Was this the best Aussie summer ever? This filmmaker thinks so
Tamra Davis’ new music doco The Best Summer offers an intimate trip inside a festival with a line-up that reads like the ultimate alt-’90s fever dream.
Tamra Davis’ new music doco The Best Summer offers an intimate trip back to the spirited alt-’90s.
In January 2025, while evacuating the Los Angeles Palisades fire that threatened her Malibu home, filmmaker Tamra Davis found a mysterious box of unmarked videotapes in her garage.
“I was like, ‘What’s on all these tapes?’ It just said ‘Indonesia’ on it. I had no idea,” says Davis.
She tracked down a Hi8 camera to investigate because the camcorder she’d used to shoot the tapes was long gone. “I started going through them and it was like, ‘The Foo Fighters on stage, what?’, ‘An interview with Kim Gordon, what?’
“It was this weird thing because it was all in my point of view. It felt like a Black Mirror episode, like I was looking into my memory. I was in awe of the vision of the world I had right there.”

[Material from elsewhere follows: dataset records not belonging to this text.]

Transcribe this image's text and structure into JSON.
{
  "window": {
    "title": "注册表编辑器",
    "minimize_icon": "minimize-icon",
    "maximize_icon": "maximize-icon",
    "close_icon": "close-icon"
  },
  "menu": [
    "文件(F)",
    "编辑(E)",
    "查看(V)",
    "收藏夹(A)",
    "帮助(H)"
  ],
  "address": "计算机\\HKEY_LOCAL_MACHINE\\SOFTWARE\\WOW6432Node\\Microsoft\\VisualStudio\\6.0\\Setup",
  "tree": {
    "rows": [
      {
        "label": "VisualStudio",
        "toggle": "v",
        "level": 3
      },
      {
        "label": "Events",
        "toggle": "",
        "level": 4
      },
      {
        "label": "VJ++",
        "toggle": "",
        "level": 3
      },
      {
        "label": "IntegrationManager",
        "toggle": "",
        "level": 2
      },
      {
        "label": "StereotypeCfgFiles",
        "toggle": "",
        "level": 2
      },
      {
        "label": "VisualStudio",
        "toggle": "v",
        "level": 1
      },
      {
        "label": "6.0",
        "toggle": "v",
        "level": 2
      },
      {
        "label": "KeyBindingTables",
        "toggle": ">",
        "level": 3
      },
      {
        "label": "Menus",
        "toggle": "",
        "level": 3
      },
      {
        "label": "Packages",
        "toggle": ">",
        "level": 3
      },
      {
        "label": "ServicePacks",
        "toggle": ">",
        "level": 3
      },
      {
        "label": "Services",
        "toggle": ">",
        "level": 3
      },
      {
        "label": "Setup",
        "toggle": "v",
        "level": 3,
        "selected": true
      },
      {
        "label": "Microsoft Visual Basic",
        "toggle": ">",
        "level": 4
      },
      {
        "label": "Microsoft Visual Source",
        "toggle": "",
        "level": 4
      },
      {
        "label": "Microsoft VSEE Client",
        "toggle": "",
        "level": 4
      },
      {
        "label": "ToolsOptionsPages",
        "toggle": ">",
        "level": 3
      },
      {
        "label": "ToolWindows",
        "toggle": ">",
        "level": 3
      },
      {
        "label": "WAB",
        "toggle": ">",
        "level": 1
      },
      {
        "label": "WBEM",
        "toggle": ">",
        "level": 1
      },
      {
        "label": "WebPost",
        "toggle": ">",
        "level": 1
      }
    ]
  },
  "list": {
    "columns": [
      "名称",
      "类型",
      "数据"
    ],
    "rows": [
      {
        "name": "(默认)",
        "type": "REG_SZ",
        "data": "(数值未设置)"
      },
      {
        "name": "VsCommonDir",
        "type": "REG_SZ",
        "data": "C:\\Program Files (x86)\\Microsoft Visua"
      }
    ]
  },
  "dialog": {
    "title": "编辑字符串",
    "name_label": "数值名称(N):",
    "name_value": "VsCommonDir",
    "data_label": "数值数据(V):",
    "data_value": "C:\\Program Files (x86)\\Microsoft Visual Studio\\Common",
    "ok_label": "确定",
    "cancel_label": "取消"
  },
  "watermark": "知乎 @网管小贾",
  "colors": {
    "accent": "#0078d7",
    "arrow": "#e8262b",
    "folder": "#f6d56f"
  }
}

The bulk of the tapes, it turns out, were Davis’ recordings from the Summersault music festival that toured Australia in December 1995 and January 1996. The brainchild of famed local promoter Stephen Pavlovic, the tour’s lineup reads like the ultimate ’90s fever dream: the Beastie Boys, Sonic Youth, Foo Fighters, Pavement, Beck, Rancid, The Amps, Jawbreaker and Bikini Kill.
Davis at the time was newly married to the Beasties’ Mike D and joined the band on tour with her Sony Hi8 camcorder in hand. “I always shot Beastie Boys stuff, it gave me something to do at the shows and I just always had a camera handy. That’s kind of my thing. Even now, I’m always filming,” she says.
She turned the tapes into The Best Summer, a nostalgic documentary shot through with the DIY spirit of the alternative ’90s, that’s screening at Sydney Film Festival this weekend.
The doco includes in-their-prime performances from indie heroes including Kim Deal, Stephen Malkmus and the late Adam Yauch (aka the Beasties’ MCA), while Bikini Kill’s Kathleen Hanna runs rampant backstage like the best kind of gonzo journalist, peppering her tour mates with existential questions.
“Everyone loved our girl energy,” laughs Davis. “I remember somebody was being interviewed by these Australian journalists with their huge cameras and Kathleen was like, ‘Ugh, look at those dudes, we could do it so much better.’ I was like, ‘Okay, let’s do it.’”
The film also captures an era’s mood. Kurt Cobain’s suicide, which had happened just over a year earlier, lingers in the background like a generation’s dulling cloud. A young Dave Grohl, then on his first tour with the Foo Fighters, is seen discussing his anxiety at being a frontman, jarring footage considering the veteran rock showman he is today.